Ethanol Myths & Facts

Source: U.S. Department of Energy, Energy Efficiency and Renewable Energy April 15, 2010

Ethanol is a clean, renewable fuel. It is helping to reduce our nation’s dependence on oil and offers a variety of economic and environmental benefits. As we look to broaden our domestic energy resources, common misconceptions about ethanol production and use need to be cleared up. This page addresses some of the common myths about ethanol.

MYTH: In terms of emissions, ethanol pollutes the same as gasoline or more.
FACT: Ethanol results in fewer greenhouse gas (GHG) emissions than gasoline and is fully biodegradable, unlike some fuel additives.

  • Today, on a life cycle basis, ethanol produced from corn results in about a 20 percent reduction in GHG emissions relative to gasoline.
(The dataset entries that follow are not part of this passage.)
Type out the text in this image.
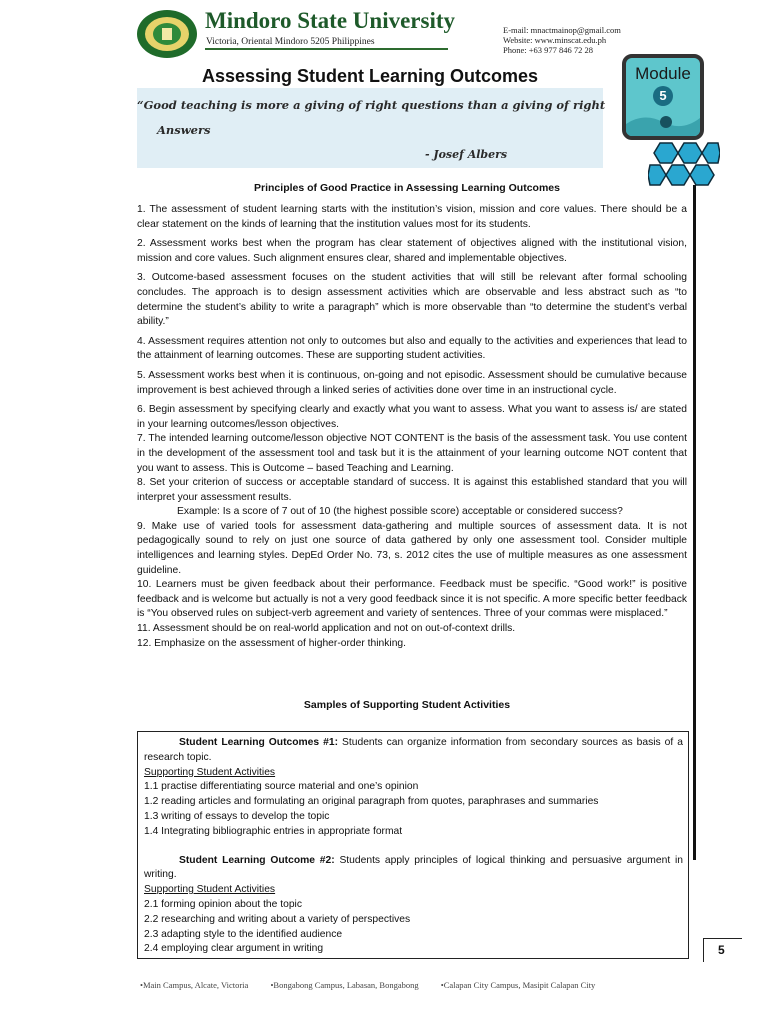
Mindoro State University
Victoria, Oriental Mindoro 5205 Philippines
E-mail: mnactmainop@gmail.com
Website: www.minscat.edu.ph
Phone: +63 977 846 72 28
Assessing Student Learning Outcomes
“Good teaching is more a giving of right questions than a giving of right
Answers
- Josef Albers
Module
5
Principles of Good Practice in Assessing Learning Outcomes

1. The assessment of student learning starts with the institution’s vision, mission and core values. There should be a clear statement on the kinds of learning that the institution values most for its students.

2. Assessment works best when the program has clear statement of objectives aligned with the institutional vision, mission and core values. Such alignment ensures clear, shared and implementable objectives.

3. Outcome-based assessment focuses on the student activities that will still be relevant after formal schooling concludes. The approach is to design assessment activities which are observable and less abstract such as “to determine the student’s ability to write a paragraph” which is more observable than “to determine the student’s verbal ability.”

4. Assessment requires attention not only to outcomes but also and equally to the activities and experiences that lead to the attainment of learning outcomes. These are supporting student activities.

5. Assessment works best when it is continuous, on-going and not episodic. Assessment should be cumulative because improvement is best achieved through a linked series of activities done over time in an instructional cycle.

6. Begin assessment by specifying clearly and exactly what you want to assess. What you want to assess is/ are stated in your learning outcomes/lesson objectives.

7. The intended learning outcome/lesson objective NOT CONTENT is the basis of the assessment task. You use content in the development of the assessment tool and task but it is the attainment of your learning outcome NOT content that you want to assess. This is Outcome – based Teaching and Learning.

8. Set your criterion of success or acceptable standard of success. It is against this established standard that you will interpret your assessment results.

Example: Is a score of 7 out of 10 (the highest possible score) acceptable or considered success?

9. Make use of varied tools for assessment data-gathering and multiple sources of assessment data. It is not pedagogically sound to rely on just one source of data gathered by only one assessment tool. Consider multiple intelligences and learning styles. DepEd Order No. 73, s. 2012 cites the use of multiple measures as one assessment guideline.

10. Learners must be given feedback about their performance. Feedback must be specific. “Good work!” is positive feedback and is welcome but actually is not a very good feedback since it is not specific. A more specific better feedback is “You observed rules on subject-verb agreement and variety of sentences. Three of your commas were misplaced.”

11. Assessment should be on real-world application and not on out-of-context drills.

12. Emphasize on the assessment of higher-order thinking.

Samples of Supporting Student Activities

Student Learning Outcomes #1: Students can organize information from secondary sources as basis of a research topic.

Supporting Student Activities
1.1 practise differentiating source material and one’s opinion
1.2 reading articles and formulating an original paragraph from quotes, paraphrases and summaries
1.3 writing of essays to develop the topic
1.4 Integrating bibliographic entries in appropriate format

Student Learning Outcome #2: Students apply principles of logical thinking and persuasive argument in writing.

Supporting Student Activities
2.1 forming opinion about the topic
2.2 researching and writing about a variety of perspectives
2.3 adapting style to the identified audience
2.4 employing clear argument in writing	5
•Main Campus, Alcate, Victoria	•Bongabong Campus, Labasan, Bongabong	•Calapan City Campus, Masipit Calapan City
With improved efficiency and use of renewable energy, this reduction could be as much as 52 percent.
  • In the future, ethanol produced from cellulose has the potential to cut life cycle GHG emissions by up to 86 percent relative to gasoline.
  • Ethanol blended fuels currently in the market – whether E10 or E85 – meet stringent tailpipe emission standards.
  • Ethanol readily biodegrades without harm to the environment, and is a safe, high-performance replacement for fuel additives such as MTBE.

MYTH: More energy goes into producing ethanol than it delivers as a fuel.
FACT: In terms of fossil energy, each gallon of ethanol produced from corn today delivers one third or more energy than is used to produce it.

  • Ethanol has a positive energy balance – that is, the energy content of ethanol is greater than the fossil energy used to produce it – and this balance is constantly improving with new technologies.
  • Over the last 20 years, the amount of energy needed to produce ethanol from corn has significantly decreased because of improved farming techniques, more efficient use of fertilizers and pesticides, higher-yielding crops, and more energy-efficient conversion technology.
  • Most studies that claim a negative energy balance for ethanol fail to take into account the energy contained in the co-products.

MYTH: Ethanol-gasoline blends can lower fuel economy and may harm your engine.
FACT: Ethanol blends in use today have little impact on fuel economy or vehicle performance.

  • While ethanol delivers less energy than gasoline on a gallon-for-gallon basis, today’s vehicles are designed to run on gasoline blended with small amounts of ethanol (10 percent or less) with no perceptible effect on fuel economy.
  • Flex-fuel vehicles designed to run on higher ethanol blends (E85 or 85 percent ethanol) do experience reduced miles per gallon, but show a significant gain in horsepower.
  • As a high-octane fuel additive and substitute for MTBE, ethanol enhances engine performance and adds oxygen to meet requirements for reformulated gasoline.